I don’t cry and I don’t scream, but I don’t run, either. I’m just so tired of running. Sometimes, Dr. Rainier says, your only job is to breathe, and so that is what I do. In and out. Until the king of Adria takes the seat beside me and says, “Now, Grace, I believe it’s time you tell me a story.”

So I do.

I tell him everything. About my mom and the Scarred Man and the fire. I tell him about the comatose PM and the night Jamie lay on the embassy’s dining room table, his blood covering the floor.

I look up at the man I’ve been hating for weeks and say, “You didn’t know any of this, did you?”

“No.”

“You didn’t try to kill me?”

“No. Though I would understand if you choose not to believe me.”

I can’t help myself. I look at Thomas, then back to his grandfather. “I believe you,” I say, and the crazy thing is that it might even be true.

When the king stands, he pats my back. “Now why don’t you go get some rest?
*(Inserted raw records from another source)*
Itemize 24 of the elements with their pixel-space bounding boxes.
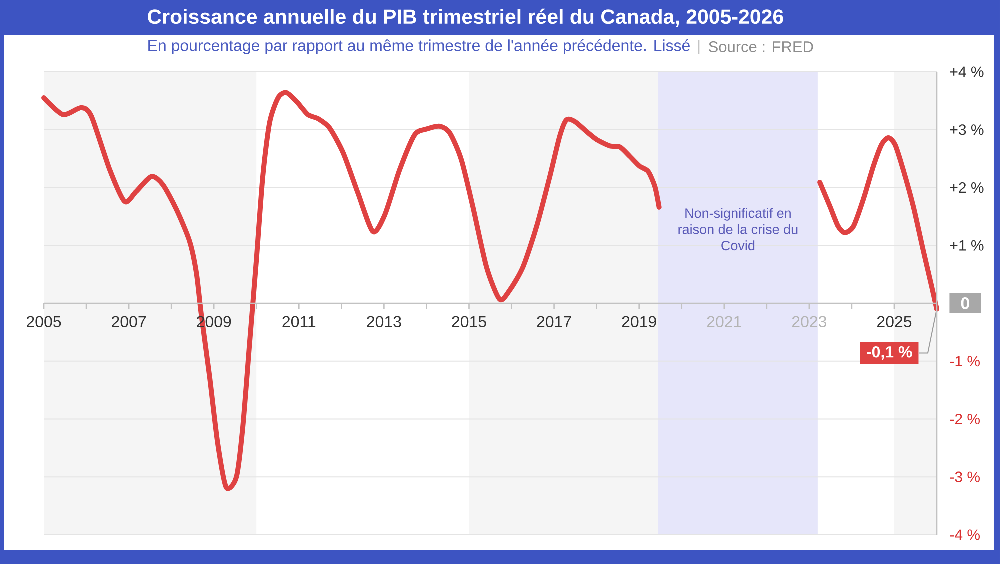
x-tick-label: 2017 (537, 316, 572, 328)
x-tick-label: 2021 (707, 316, 742, 328)
band-label: Non-significatif en raison de la crise du Covid (678, 208, 798, 251)
y-tick-label: -2 % (950, 414, 980, 425)
x-tick-label: 2023 (792, 316, 827, 328)
source-note: Source : FRED (709, 42, 814, 52)
x-tick-label: 2015 (452, 316, 486, 328)
x-tick-label: 2005 (27, 316, 62, 328)
y-tick-label: 0 (961, 297, 970, 310)
y-tick-label: +3 % (950, 124, 984, 136)
y-tick-label: -4 % (950, 530, 980, 540)
y-tick-label: -3 % (950, 472, 980, 482)
y-tick-label: -1 % (950, 356, 980, 367)
x-tick-label: 2011 (282, 316, 316, 328)
x-tick-label: 2013 (367, 316, 402, 328)
chart-title: Croissance annuelle du PIB trimestriel réel du Canada, 2005-2026 (148, 8, 784, 28)
chart-subtitle: En pourcentage par rapport au même trimestre de l'année précédente. Lissé (148, 39, 690, 55)
annotation: -0,1 % (867, 346, 912, 360)
y-tick-label: +2 % (950, 182, 984, 194)
x-tick-label: 2007 (112, 316, 146, 328)
y-tick-label: +1 % (950, 240, 984, 251)
x-tick-label: 2019 (622, 316, 656, 328)
x-tick-label: 2025 (877, 316, 912, 328)
y-tick-label: +4 % (950, 66, 984, 78)
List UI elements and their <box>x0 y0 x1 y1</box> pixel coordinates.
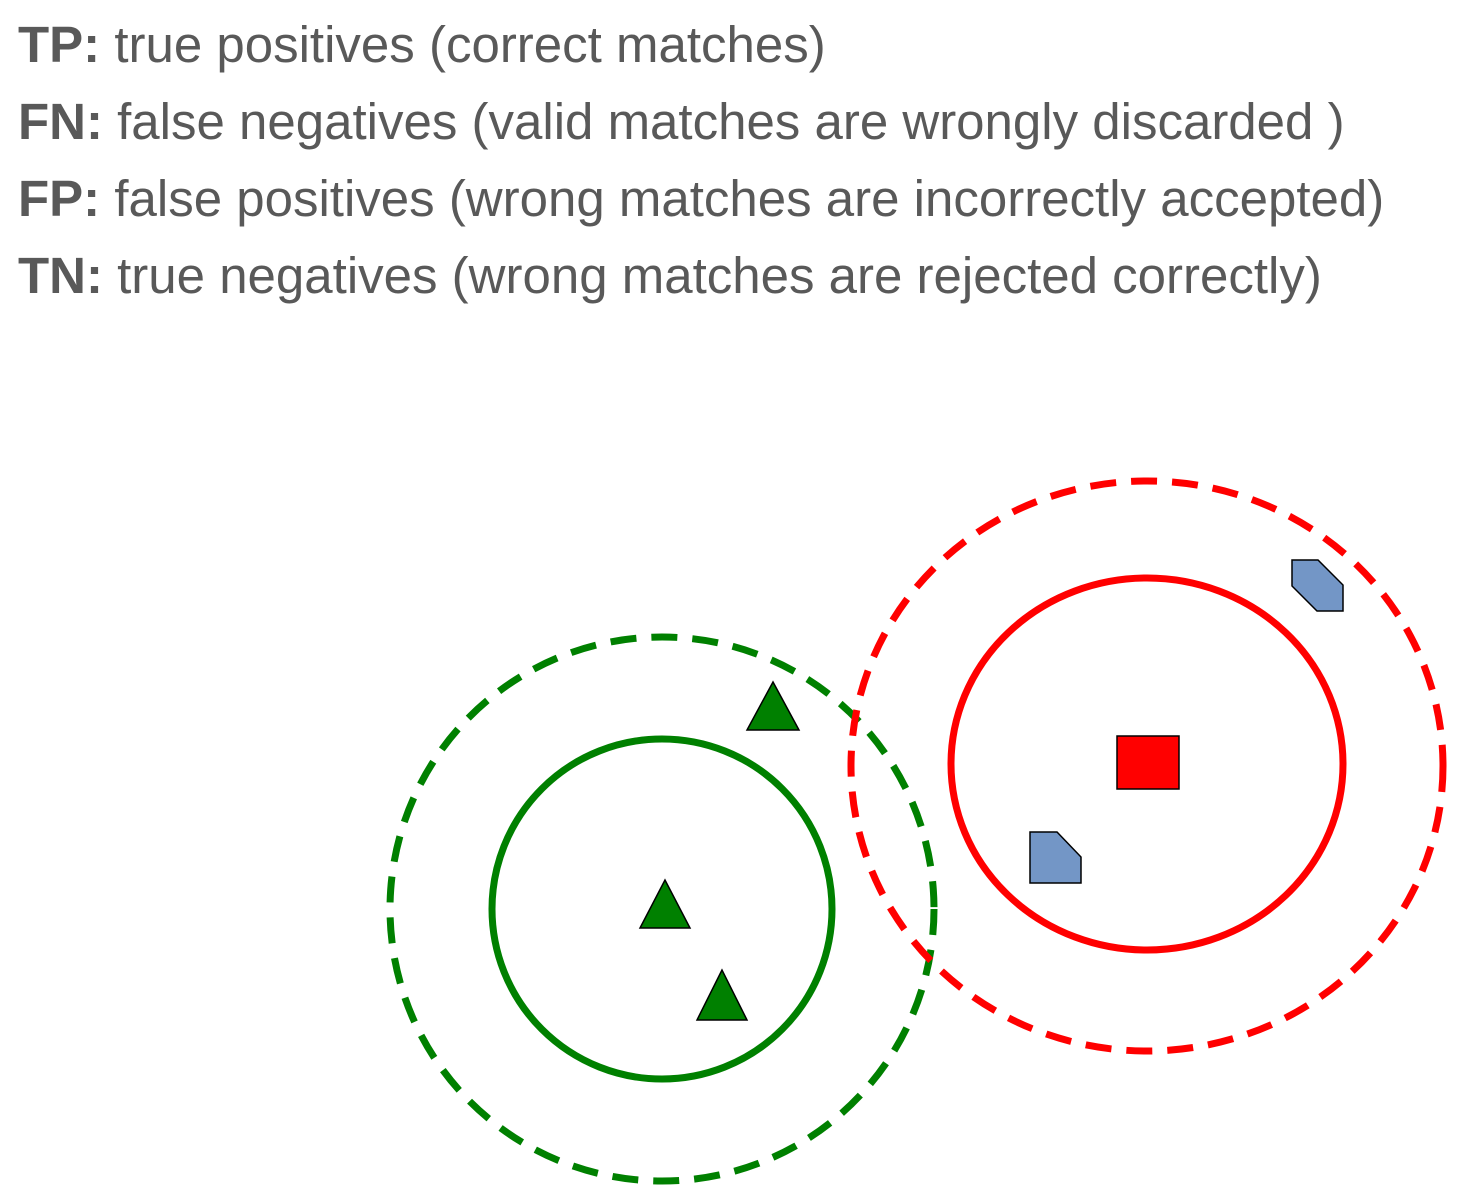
green-inner-circle <box>488 735 836 1083</box>
cut-corner-square-icon <box>1029 831 1082 884</box>
red-inner-circle <box>947 574 1347 954</box>
definition-text: false negatives (valid matches are wrong… <box>117 93 1345 150</box>
definition-term: TP: <box>18 16 101 73</box>
definition-text: true negatives (wrong matches are reject… <box>117 247 1322 304</box>
green-outer-dashed-circle <box>386 633 938 1185</box>
definition-fn: FN: false negatives (valid matches are w… <box>18 87 1384 164</box>
square-icon <box>1116 735 1180 790</box>
definition-term: TN: <box>18 247 103 304</box>
definition-fp: FP: false positives (wrong matches are i… <box>18 164 1384 241</box>
triangle-icon <box>745 680 801 731</box>
definitions-list: TP: true positives (correct matches) FN:… <box>18 10 1384 318</box>
definition-text: true positives (correct matches) <box>114 16 826 73</box>
definition-tn: TN: true negatives (wrong matches are re… <box>18 241 1384 318</box>
cut-corner-square-icon <box>1291 559 1344 612</box>
definition-text: false positives (wrong matches are incor… <box>114 170 1385 227</box>
definition-term: FN: <box>18 93 103 150</box>
definition-term: FP: <box>18 170 101 227</box>
triangle-icon <box>638 878 692 929</box>
red-outer-dashed-circle <box>847 477 1447 1055</box>
definition-tp: TP: true positives (correct matches) <box>18 10 1384 87</box>
triangle-icon <box>695 968 749 1021</box>
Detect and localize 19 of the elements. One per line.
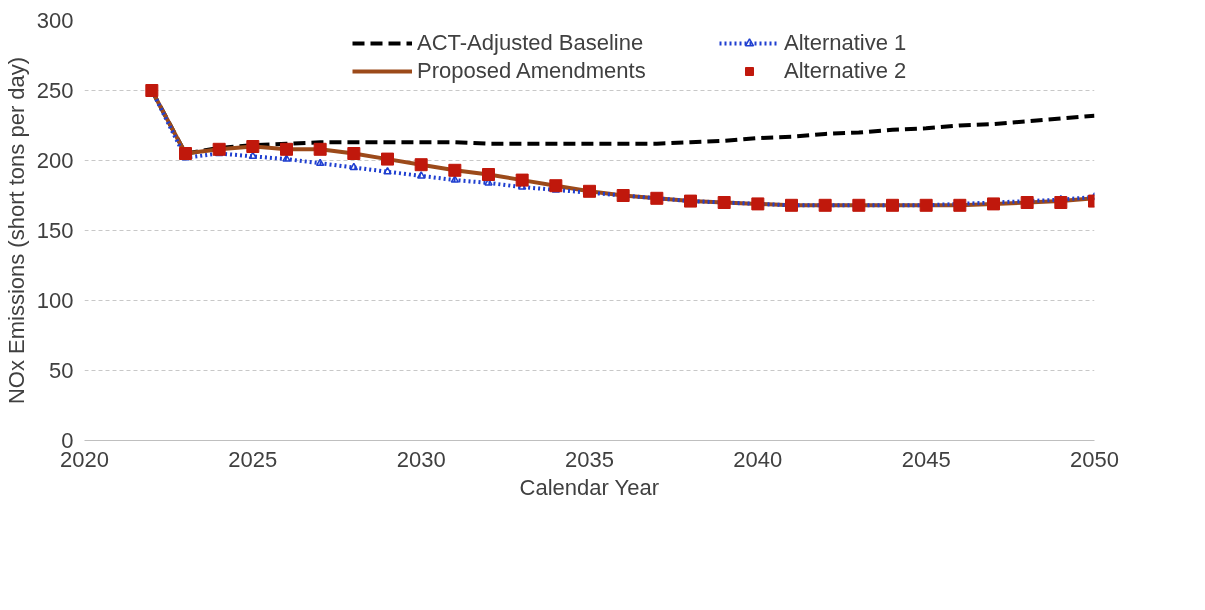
y-tick-label: 250 xyxy=(36,78,74,103)
y-tick-label: 150 xyxy=(36,218,74,243)
legend-label: ACT-Adjusted Baseline xyxy=(417,30,645,56)
x-tick-label: 2035 xyxy=(565,446,614,472)
y-tick-label: 0 xyxy=(61,428,74,453)
y-tick-label: 100 xyxy=(36,288,74,313)
x-tick-label: 2040 xyxy=(733,446,783,472)
legend-label: Proposed Amendments xyxy=(417,58,647,84)
x-tick-label: 2025 xyxy=(228,446,278,472)
x-axis-title: Calendar Year xyxy=(519,474,660,500)
y-tick-label: 200 xyxy=(36,148,74,173)
legend-label: Alternative 2 xyxy=(784,58,908,84)
x-tick-label: 2045 xyxy=(901,446,951,472)
y-axis-title: NOx Emissions (short tons per day) xyxy=(3,56,29,405)
y-tick-label: 300 xyxy=(36,8,74,33)
x-tick-label: 2030 xyxy=(396,446,446,472)
y-tick-label: 50 xyxy=(49,358,74,383)
legend-label: Alternative 1 xyxy=(784,30,908,56)
x-tick-label: 2050 xyxy=(1070,446,1119,472)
You must be tired.”

I stand, suddenly shaking. “But … what happens now?”

The king smiles and pats me on the back again. “Now you leave everything to me.”

I bristle involuntarily and pull back. He already knows me too well and can read me too easily because he says, “Trust is hard, isn’t it?”

“You have no idea.”

“You can trust me,” the king says. And as he does, Dominic appears over his shoulder.

“Yes, Grace Olivia,” the Scarred Man tells me. “You can.”

The king pushes me back toward my rooms. “Go, rest. I’ll take care of everything. This fight isn’t yours anymore.”

He hands me my mother’s box and his great-great-great-grandfather’s key, and the prince and I start silently down the halls.

I can’t read his tone when Thomas asks, “So does this mean you’re not going to marry me anymore?”

“I don’t know. Does it?”

He gives me a cocky smile, but neither of us says another word.





Hope is a delicate thing.

A dangerous thing.

I had it once, back when I thought we were going to live in that little army town and I was going to graduate high school, maybe travel around Europe with my mom before I left for college. I thought I’d grow up, maybe meet a nice guy.

I thought I’d get a happy ending.

Those are the only endings anyone ever talks about, after all. What the world doesn’t tell you—what you don’t see in the movies and in books and on TV—is that not everybody gets one. And no one ever thinks they’re going to be the very unlucky exception to the rule.

It’s been over a day since the king took my burdens into his own hands, and now as I stand in the window of my room in the palace, I can feel something inside of me. It bubbles and percolates. It grows and swells. And it scares me more than any of Dominic’s warnings. There’s a tiny voice in the back of my head whispering that we are in the endgame of a two-hundred-year-old chess match.

I might still get a happy ending, the little voice says, but I’d give anything to quiet it, because I learned a long time ago that as soon as I want something—as soon as I dare to believe—that’s when I get hurt.

“Well, isn’t that a pretty sight?”

The maid is at my door, closing it behind her. The long blue gown is draped across her outstretched arms. I want to tell her it’s too pretty, too perfect and stately and royal. I want to tell her to take it back and leave me up here in my tower, where nothing can possibly hurt me, much less my own foolish expectations.

But it’s too late for that.

Because that’s the thing about hope—you can never kill it yourself.

“Are you excited for the party, Your Highness?”

“I’m not—” I start to correct her, then stop myself. She doesn’t want to hear me explain yet again that I’m not really a princess, that I don’t really belong here. So I save my breath.

“Yes,” I say instead, terrified to realize that it’s true. “I think I am.”

I expect the young woman to smile back, to be happy at this. But it’s like a cloud is passing across her face.